The regulations do not have any further subdivisions or parts, as they are focused on the single issue of prescribing the applicable accounting standards for VCCs.
Who Does This Legislation Apply To?
These regulations apply to all variable capital companies (VCCs) registered in Singapore. VCCs are a new corporate structure introduced in Singapore through the Variable Capital Companies Act 2018, which allows for the establishment of investment funds and collective investment schemes with greater flexibility and efficiency compared to traditional corporate structures.
The regulations ensure that VCCs, regardless of their investment strategies or asset classes, adhere to the same high-quality accounting standards in the preparation of their financial statements. This promotes transparency and comparability for investors, regulators, and other stakeholders interested in the financial performance of VCCs.

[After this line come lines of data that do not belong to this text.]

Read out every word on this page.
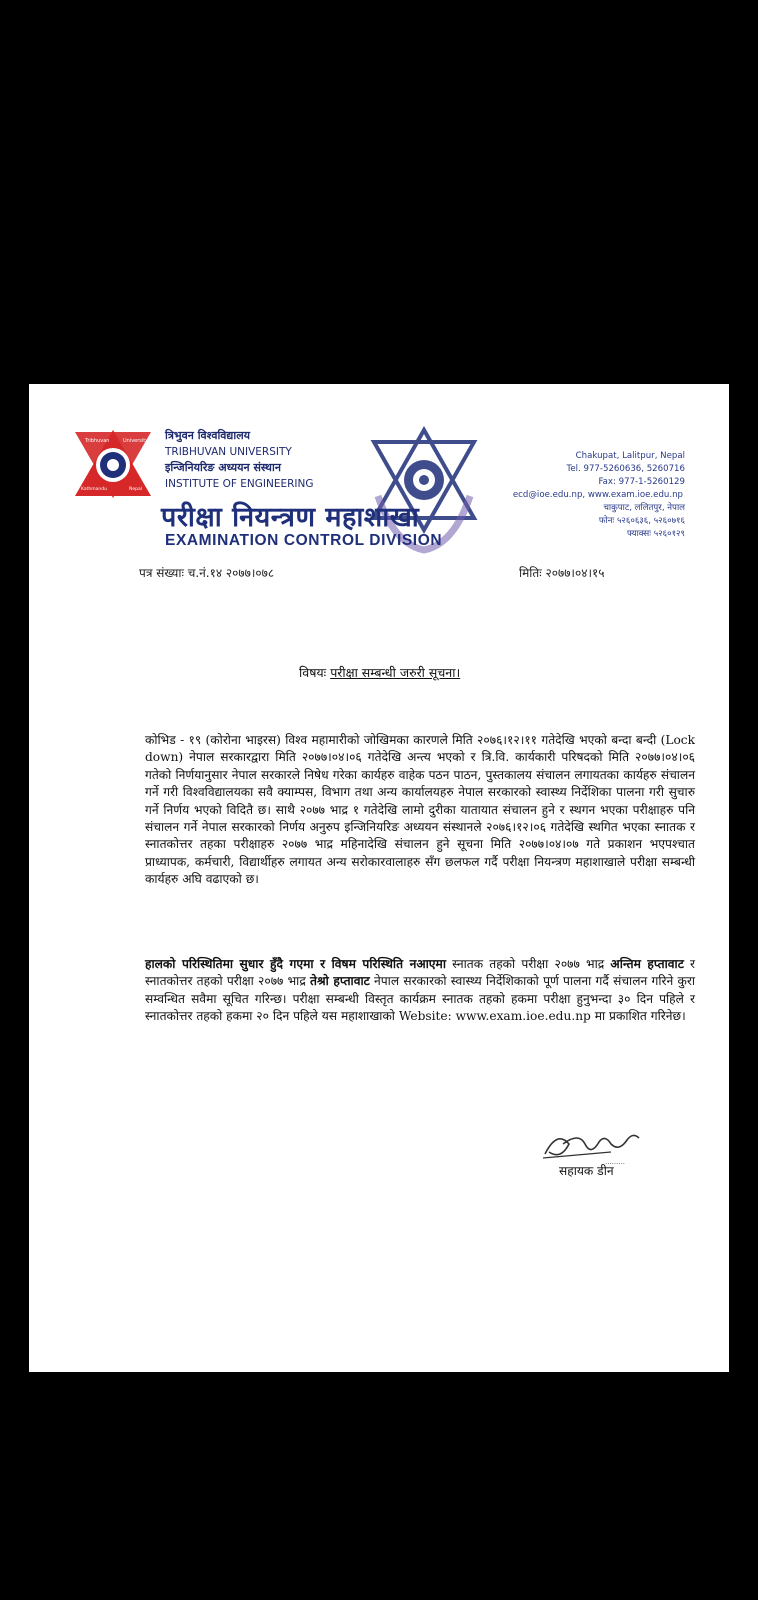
Tribhuvan	University
Kathmandu	Nepal
त्रिभुवन विश्वविद्यालय
TRIBHUVAN UNIVERSITY
इन्जिनियरिङ अध्ययन संस्थान
INSTITUTE OF ENGINEERING
परीक्षा नियन्त्रण महाशाखा
EXAMINATION CONTROL DIVISION
Chakupat, Lalitpur, Nepal
Tel. 977-5260636, 5260716
Fax: 977-1-5260129
ecd@ioe.edu.np, www.exam.ioe.edu.np
चाकुपाट, ललितपुर, नेपाल
फोनः ५२६०६३६, ५२६०७१६
फ्याक्सः ५२६०१२९
पत्र संख्याः च.नं.१४ २०७७।०७८	मितिः २०७७।०४।१५
विषयः परीक्षा सम्बन्धी जरुरी सूचना।
कोभिड - १९ (कोरोना भाइरस) विश्व महामारीको जोखिमका कारणले मिति २०७६।१२।११ गतेदेखि भएको बन्दा बन्दी (Lock down) नेपाल सरकारद्वारा मिति २०७७।०४।०६ गतेदेखि अन्त्य भएको र त्रि.वि. कार्यकारी परिषदको मिति २०७७।०४।०६ गतेको निर्णयानुसार नेपाल सरकारले निषेध गरेका कार्यहरु वाहेक पठन पाठन, पुस्तकालय संचालन लगायतका कार्यहरु संचालन गर्ने गरी विश्वविद्यालयका सवै क्याम्पस, विभाग तथा अन्य कार्यालयहरु नेपाल सरकारको स्वास्थ्य निर्देशिका पालना गरी सुचारु गर्ने निर्णय भएको विदितै छ। साथै २०७७ भाद्र १ गतेदेखि लामो दुरीका यातायात संचालन हुने र स्थगन भएका परीक्षाहरु पनि संचालन गर्ने नेपाल सरकारको निर्णय अनुरुप इन्जिनियरिङ अध्ययन संस्थानले २०७६।१२।०६ गतेदेखि स्थगित भएका स्नातक र स्नातकोत्तर तहका परीक्षाहरु २०७७ भाद्र महिनादेखि संचालन हुने सूचना मिति २०७७।०४।०७ गते प्रकाशन भएपश्चात प्राध्यापक, कर्मचारी, विद्यार्थीहरु लगायत अन्य सरोकारवालाहरु सँग छलफल गर्दै परीक्षा नियन्त्रण महाशाखाले परीक्षा सम्बन्धी कार्यहरु अघि वढाएको छ।
हालको परिस्थितिमा सुधार हुँदै गएमा र विषम परिस्थिति नआएमा स्नातक तहको परीक्षा २०७७ भाद्र अन्तिम हप्तावाट र स्नातकोत्तर तहको परीक्षा २०७७ भाद्र तेश्रो हप्तावाट नेपाल सरकारको स्वास्थ्य निर्देशिकाको पूर्ण पालना गर्दै संचालन गरिने कुरा सम्वन्धित सवैमा सूचित गरिन्छ। परीक्षा सम्बन्धी विस्तृत कार्यक्रम स्नातक तहको हकमा परीक्षा हुनुभन्दा ३० दिन पहिले र स्नातकोत्तर तहको हकमा २० दिन पहिले यस महाशाखाको Website: www.exam.ioe.edu.np मा प्रकाशित गरिनेछ।
.........
सहायक डीन
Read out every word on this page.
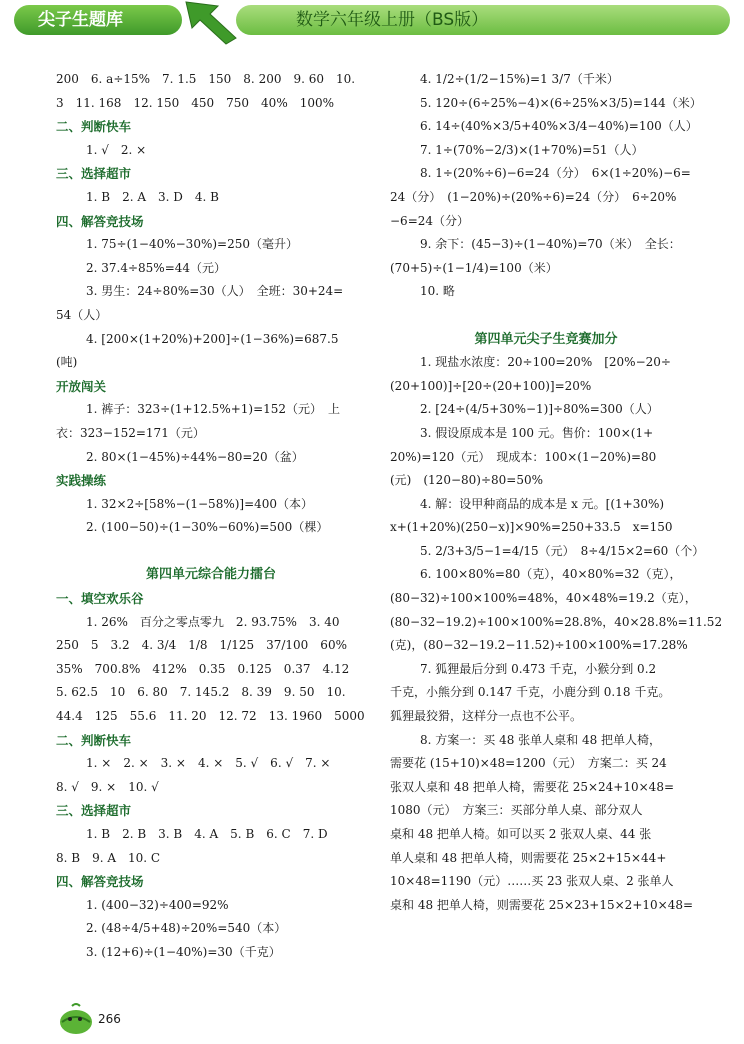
尖子生题库	数学六年级上册（BS版）
200　6. a÷15%　7. 1.5　150　8. 200　9. 60　10.
3　11. 168　12. 150　450　750　40%　100%
二、判断快车
1. √　2. ×
三、选择超市
1. B　2. A　3. D　4. B
四、解答竞技场
1. 75÷(1−40%−30%)=250（毫升）
2. 37.4÷85%=44（元）
3. 男生：24÷80%=30（人）　全班：30+24=
54（人）
4. [200×(1+20%)+200]÷(1−36%)=687.5
(吨)
开放闯关
1. 裤子：323÷(1+12.5%+1)=152（元）　上
衣：323−152=171（元）
2. 80×(1−45%)÷44%−80=20（盆）
实践操练
1. 32×2÷[58%−(1−58%)]=400（本）
2. (100−50)÷(1−30%−60%)=500（棵）
第四单元综合能力擂台
一、填空欢乐谷
1. 26%　百分之零点零九　2. 93.75%　3. 40
250　5　3.2　4. 3/4　1/8　1/125　37/100　60%
35%　700.8%　412%　0.35　0.125　0.37　4.12
5. 62.5　10　6. 80　7. 145.2　8. 39　9. 50　10.
44.4　125　55.6　11. 20　12. 72　13. 1960　5000
二、判断快车
1. ×　2. ×　3. ×　4. ×　5. √　6. √　7. ×
8. √　9. ×　10. √
三、选择超市
1. B　2. B　3. B　4. A　5. B　6. C　7. D
8. B　9. A　10. C
四、解答竞技场
1. (400−32)÷400=92%
2. (48÷4/5+48)÷20%=540（本）
3. (12+6)÷(1−40%)=30（千克）
4. 1/2÷(1/2−15%)=1 3/7（千米）
5. 120÷(6÷25%−4)×(6÷25%×3/5)=144（米）
6. 14÷(40%×3/5+40%×3/4−40%)=100（人）
7. 1÷(70%−2/3)×(1+70%)=51（人）
8. 1÷(20%÷6)−6=24（分）　6×(1÷20%)−6=
24（分）　(1−20%)÷(20%÷6)=24（分）　6÷20%
−6=24（分）
9. 余下：(45−3)÷(1−40%)=70（米）　全长：
(70+5)÷(1−1/4)=100（米）
10. 略
第四单元尖子生竞赛加分
1. 现盐水浓度：20÷100=20%　[20%−20÷
(20+100)]÷[20÷(20+100)]=20%
2. [24÷(4/5+30%−1)]÷80%=300（人）
3. 假设原成本是 100 元。售价：100×(1+
20%)=120（元）　现成本：100×(1−20%)=80
(元)　(120−80)÷80=50%
4. 解：设甲种商品的成本是 x 元。[(1+30%)
x+(1+20%)(250−x)]×90%=250+33.5　x=150
5. 2/3+3/5−1=4/15（元）　8÷4/15×2=60（个）
6. 100×80%=80（克），40×80%=32（克），
(80−32)÷100×100%=48%，40×48%=19.2（克），
(80−32−19.2)÷100×100%=28.8%，40×28.8%=11.52
(克)，(80−32−19.2−11.52)÷100×100%=17.28%
7. 狐狸最后分到 0.473 千克，小猴分到 0.2
千克，小熊分到 0.147 千克，小鹿分到 0.18 千克。
狐狸最狡猾，这样分一点也不公平。
8. 方案一：买 48 张单人桌和 48 把单人椅，
需要花 (15+10)×48=1200（元）　方案二：买 24
张双人桌和 48 把单人椅，需要花 25×24+10×48=
1080（元）　方案三：买部分单人桌、部分双人
桌和 48 把单人椅。如可以买 2 张双人桌、44 张
单人桌和 48 把单人椅，则需要花 25×2+15×44+
10×48=1190（元）……买 23 张双人桌、2 张单人
桌和 48 把单人椅，则需要花 25×23+15×2+10×48=
266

Why Is This Legislation Important?
The Variable Capital Companies (Prescribed Accounting Standards) Regulations 2020 are an important piece of legislation for several reasons:
1. Ensuring financial reporting consistency: By prescribing the use of well-established accounting standards like IFRS and US GAAP, the regulations help to ensure that VCCs in Singapore prepare their financial statements in a consistent and comparable manner. This benefits investors, regulators, and other stakeholders who need to assess the financial performance of VCCs.
2. Promoting transparency and accountability: The use of recognized accounting standards enhances the transparency and accountability of VCCs, as their financial information can be more easily understood and analyzed by interested parties. This is crucial for maintaining the integrity and credibility of the VCC structure in Singapore.
3. Aligning with international best practices: The prescribed accounting standards are widely used and accepted globally, which helps to align the financial reporting of Singapore's VCCs with international best practices. This can facilitate cross-border investment and cooperation, as well as enhance the reputation of Singapore's VCC framework.
4. Enabling effective regulation and supervision: The consistent application of accounting standards allows regulators, such as the Monetary Authority of Singapore, to more effectively monitor the financial health and compliance of VCCs. This supports the overall regulatory framework for VCCs in Singapore.
Related Legislation
- Futures Act
- Variable Capital Companies Act 2018
- Securities and Futures Act
Source Documents
This article provides an overview of the Variable Capital Companies (Prescribed Accounting Standards) Regulations 2020 for legal research and educational purposes. It does not constitute legal advice. Readers should consult the official text for authoritative provisions.